Los Alamos girls lacrosse ended its second season with a 12-9 victory over Santa Fe Turquoise Thunder, and the final quarter showed how quickly the program is taking hold on the Hill. With an all-senior lineup on the field for that closing stretch, Los Alamos scored five unanswered goals to turn a tight game into a statement win.

The result mattered beyond the scoreboard. The club listed 17 players from eighth through 12th grade this spring, and nearly half were brand new to lacrosse. For a sport that is still small in New Mexico, that kind of mix points to a program still in its building phase, but gaining traction one player at a time.

AI-generated illustration
AI-generated illustration

Girls lacrosse remains a developing high school sport statewide, with only four teams at this level: Los Alamos, Duke City Scorpions, Santa Fe Prep and Santa Fe Turquoise Thunder. That limited landscape makes every roster spot meaningful, and it also makes Los Alamos’ progress more notable. The team had to start practices late because of field availability, yet still managed to finish the season strong and stay competitive against more established opponents.

Coach Matt Ballen said another coach praised how fast and well-conditioned the Los Alamos players were, a sign that the club’s conditioning and commitment have begun to match its ambition. That matters in a sport built on speed, stick work and repetition, especially when practice time is squeezed by field access.

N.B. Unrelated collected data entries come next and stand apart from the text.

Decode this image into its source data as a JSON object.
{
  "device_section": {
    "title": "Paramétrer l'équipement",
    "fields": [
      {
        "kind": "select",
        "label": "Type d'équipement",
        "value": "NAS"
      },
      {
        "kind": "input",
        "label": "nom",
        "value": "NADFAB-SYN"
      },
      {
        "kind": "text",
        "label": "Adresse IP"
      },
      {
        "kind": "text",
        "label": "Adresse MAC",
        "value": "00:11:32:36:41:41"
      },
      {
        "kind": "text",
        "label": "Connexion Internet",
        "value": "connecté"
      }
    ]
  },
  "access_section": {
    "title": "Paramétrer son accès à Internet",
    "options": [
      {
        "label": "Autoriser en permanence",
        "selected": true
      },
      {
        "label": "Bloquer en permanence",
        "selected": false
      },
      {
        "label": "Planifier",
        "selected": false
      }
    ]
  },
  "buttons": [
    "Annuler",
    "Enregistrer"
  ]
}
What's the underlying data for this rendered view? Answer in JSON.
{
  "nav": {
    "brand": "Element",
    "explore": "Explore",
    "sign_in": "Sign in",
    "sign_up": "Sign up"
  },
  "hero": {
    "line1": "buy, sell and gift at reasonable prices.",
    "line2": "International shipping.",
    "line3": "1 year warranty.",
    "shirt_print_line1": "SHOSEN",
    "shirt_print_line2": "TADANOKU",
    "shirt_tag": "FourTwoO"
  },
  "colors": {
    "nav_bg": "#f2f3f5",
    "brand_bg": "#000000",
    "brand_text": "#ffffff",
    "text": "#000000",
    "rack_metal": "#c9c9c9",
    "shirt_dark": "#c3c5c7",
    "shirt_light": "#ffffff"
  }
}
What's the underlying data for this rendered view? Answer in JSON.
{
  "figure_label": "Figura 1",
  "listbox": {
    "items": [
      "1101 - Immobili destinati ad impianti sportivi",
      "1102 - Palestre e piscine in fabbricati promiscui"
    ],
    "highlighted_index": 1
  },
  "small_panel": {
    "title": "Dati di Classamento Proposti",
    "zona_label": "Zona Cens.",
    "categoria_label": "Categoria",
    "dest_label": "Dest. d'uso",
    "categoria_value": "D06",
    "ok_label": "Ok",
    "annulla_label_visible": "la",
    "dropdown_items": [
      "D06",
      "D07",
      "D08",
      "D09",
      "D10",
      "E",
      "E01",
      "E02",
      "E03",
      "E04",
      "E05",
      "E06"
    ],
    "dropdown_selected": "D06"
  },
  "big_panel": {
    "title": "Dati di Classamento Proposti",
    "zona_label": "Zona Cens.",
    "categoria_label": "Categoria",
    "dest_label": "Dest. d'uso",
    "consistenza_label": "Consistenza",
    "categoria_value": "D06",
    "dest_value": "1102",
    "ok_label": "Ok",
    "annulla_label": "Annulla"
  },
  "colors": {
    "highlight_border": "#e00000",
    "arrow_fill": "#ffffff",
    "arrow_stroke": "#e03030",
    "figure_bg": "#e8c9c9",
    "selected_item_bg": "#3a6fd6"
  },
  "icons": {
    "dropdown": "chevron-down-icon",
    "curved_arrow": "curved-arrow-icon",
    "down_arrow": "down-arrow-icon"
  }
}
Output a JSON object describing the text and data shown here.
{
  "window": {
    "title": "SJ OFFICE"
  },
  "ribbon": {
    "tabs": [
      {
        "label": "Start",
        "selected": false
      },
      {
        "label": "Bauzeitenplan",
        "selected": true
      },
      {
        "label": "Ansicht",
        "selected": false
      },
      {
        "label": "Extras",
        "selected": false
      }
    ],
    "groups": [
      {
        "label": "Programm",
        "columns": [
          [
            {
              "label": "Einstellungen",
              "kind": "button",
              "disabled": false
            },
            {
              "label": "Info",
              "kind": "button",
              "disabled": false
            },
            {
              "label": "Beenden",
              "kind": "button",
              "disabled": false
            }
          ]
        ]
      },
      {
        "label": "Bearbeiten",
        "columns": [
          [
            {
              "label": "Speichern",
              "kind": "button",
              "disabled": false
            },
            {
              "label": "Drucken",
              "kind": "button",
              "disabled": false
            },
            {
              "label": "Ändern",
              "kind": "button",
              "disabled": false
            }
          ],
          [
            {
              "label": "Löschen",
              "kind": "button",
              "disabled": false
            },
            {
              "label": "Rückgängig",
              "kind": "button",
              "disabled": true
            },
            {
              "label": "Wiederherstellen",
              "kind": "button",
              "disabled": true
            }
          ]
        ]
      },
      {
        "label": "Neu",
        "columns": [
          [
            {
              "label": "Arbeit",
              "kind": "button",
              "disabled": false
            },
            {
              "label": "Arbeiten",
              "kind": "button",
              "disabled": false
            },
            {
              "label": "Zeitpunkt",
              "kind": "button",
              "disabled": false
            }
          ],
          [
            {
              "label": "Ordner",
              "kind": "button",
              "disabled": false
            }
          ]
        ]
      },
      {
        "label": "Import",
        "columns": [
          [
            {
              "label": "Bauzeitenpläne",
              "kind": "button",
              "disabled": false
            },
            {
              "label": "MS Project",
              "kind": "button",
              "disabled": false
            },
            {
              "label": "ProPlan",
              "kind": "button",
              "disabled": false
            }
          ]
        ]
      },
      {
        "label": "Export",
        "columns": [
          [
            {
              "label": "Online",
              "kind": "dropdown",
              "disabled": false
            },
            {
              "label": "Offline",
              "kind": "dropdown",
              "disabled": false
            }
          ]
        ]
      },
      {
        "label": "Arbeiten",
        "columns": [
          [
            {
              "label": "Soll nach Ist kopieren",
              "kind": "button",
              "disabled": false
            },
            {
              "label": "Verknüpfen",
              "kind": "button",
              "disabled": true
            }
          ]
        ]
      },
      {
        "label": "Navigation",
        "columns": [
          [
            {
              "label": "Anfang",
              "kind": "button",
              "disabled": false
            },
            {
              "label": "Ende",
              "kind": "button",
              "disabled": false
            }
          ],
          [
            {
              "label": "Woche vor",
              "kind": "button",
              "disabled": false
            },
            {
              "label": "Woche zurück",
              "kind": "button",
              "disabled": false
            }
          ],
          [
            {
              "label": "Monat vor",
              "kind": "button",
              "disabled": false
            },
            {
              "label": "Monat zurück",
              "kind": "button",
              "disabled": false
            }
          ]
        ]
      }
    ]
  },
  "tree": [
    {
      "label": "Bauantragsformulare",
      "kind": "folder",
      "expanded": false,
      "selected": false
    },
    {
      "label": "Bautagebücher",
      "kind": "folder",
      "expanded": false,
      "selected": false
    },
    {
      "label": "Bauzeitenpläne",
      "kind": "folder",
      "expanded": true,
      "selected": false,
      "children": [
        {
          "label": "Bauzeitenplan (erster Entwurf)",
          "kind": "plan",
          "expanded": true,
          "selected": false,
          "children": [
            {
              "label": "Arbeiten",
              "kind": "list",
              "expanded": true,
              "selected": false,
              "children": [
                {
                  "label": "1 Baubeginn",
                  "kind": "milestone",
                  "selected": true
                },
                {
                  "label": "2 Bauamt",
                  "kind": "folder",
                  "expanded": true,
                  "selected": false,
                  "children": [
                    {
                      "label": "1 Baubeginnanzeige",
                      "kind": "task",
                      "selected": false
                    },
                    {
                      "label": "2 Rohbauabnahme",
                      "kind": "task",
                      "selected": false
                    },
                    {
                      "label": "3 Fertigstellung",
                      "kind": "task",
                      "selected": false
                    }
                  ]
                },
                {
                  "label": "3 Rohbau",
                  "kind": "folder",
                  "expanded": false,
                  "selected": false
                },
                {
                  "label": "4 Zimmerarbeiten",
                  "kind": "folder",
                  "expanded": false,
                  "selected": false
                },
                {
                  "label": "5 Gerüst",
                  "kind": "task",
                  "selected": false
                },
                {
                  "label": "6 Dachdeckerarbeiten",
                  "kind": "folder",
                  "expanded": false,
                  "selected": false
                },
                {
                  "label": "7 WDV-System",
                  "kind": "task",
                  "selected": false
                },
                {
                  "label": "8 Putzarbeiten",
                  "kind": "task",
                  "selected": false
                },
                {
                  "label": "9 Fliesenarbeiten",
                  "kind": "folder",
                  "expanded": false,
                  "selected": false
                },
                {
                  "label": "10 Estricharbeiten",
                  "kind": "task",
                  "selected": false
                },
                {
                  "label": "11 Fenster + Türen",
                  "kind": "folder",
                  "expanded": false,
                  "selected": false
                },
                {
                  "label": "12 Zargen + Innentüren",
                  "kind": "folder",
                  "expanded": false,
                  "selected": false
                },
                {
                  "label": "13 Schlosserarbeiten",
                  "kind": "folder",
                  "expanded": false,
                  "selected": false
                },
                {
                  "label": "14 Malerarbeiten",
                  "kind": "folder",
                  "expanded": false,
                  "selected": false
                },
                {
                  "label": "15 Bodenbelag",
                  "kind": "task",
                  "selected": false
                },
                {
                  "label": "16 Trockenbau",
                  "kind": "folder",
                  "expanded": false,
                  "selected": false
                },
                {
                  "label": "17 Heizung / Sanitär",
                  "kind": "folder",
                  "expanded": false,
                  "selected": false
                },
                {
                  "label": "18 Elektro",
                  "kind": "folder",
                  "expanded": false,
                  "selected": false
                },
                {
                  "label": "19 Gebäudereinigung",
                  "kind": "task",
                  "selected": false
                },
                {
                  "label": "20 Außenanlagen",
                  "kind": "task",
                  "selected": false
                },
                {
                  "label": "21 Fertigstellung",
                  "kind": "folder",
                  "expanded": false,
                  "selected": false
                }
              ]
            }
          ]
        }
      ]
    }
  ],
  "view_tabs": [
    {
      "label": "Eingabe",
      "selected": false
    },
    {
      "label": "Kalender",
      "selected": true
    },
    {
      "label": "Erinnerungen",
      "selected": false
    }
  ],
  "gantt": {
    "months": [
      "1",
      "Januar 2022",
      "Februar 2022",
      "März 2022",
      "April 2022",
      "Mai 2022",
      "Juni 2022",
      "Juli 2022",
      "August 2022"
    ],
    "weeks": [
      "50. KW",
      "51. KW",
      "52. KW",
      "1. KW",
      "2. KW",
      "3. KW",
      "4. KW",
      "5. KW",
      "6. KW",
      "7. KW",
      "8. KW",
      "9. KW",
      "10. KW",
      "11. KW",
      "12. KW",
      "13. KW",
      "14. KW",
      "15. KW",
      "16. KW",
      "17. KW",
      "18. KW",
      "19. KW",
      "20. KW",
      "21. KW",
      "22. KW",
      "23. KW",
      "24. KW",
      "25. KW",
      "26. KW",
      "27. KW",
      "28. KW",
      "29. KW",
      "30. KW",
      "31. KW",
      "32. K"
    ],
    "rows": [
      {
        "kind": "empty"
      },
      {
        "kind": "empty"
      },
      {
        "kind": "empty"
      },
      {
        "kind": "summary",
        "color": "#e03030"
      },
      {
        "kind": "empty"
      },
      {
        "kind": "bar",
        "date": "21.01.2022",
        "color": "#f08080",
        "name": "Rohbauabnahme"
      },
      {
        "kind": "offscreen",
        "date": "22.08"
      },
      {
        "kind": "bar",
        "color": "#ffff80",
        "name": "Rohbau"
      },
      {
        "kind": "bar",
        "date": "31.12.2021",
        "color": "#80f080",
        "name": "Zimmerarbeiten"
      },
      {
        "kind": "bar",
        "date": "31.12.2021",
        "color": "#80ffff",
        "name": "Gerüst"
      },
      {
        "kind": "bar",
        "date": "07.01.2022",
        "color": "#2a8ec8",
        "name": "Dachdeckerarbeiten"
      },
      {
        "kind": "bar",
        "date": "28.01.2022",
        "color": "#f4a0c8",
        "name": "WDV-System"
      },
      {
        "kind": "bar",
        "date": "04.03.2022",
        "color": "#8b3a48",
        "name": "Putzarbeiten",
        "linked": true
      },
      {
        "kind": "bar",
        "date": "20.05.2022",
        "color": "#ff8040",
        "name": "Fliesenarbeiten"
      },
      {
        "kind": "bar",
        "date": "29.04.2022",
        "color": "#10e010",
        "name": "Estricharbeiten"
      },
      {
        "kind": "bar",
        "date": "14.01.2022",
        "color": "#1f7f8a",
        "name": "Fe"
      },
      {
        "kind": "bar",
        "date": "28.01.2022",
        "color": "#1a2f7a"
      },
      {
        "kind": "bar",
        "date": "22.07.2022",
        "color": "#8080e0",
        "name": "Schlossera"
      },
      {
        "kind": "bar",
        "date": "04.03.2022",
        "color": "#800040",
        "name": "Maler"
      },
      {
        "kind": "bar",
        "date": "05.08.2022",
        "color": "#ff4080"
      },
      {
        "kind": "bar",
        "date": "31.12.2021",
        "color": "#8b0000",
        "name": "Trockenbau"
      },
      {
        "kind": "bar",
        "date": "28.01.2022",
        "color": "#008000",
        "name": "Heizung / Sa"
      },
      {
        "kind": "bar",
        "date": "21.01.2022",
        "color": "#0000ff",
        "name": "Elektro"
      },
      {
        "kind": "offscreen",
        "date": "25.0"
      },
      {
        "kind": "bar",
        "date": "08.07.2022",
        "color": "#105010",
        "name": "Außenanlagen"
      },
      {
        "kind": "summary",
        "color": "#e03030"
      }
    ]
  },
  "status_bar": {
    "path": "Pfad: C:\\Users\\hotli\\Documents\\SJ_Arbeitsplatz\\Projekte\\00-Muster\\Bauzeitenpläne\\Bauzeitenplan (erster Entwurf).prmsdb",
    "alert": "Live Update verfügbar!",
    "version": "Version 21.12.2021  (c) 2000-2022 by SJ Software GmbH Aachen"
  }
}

The program itself is designed as an entry point. Launched in spring 2025 as a new junior varsity opportunity, Los Alamos girls lacrosse is open to players of all skill levels, including beginners, and runs from March through May as a no-tryout club sport. That structure has helped draw in athletes who might not otherwise have tried lacrosse, while giving the school a chance to build toward a deeper, more stable pipeline.

That pipeline already reaches below the high school level. Los Alamos Youth Lacrosse has fielded youth teams and taken part in Santa Fe-area jamborees, giving the girls program a feeder system and a local base of players who can grow into the high school roster. Earlier coverage also identified Dara Jones Field at Overlook Park in White Rock as the home field for practices and games, rooting the sport in a recognizable community space.

For now, the second-season finish shows a program that is still young but moving in the right direction. With more players, more field time and continued support from the youth ranks, Los Alamos girls lacrosse is building something that could become a lasting part of LAHS athletics.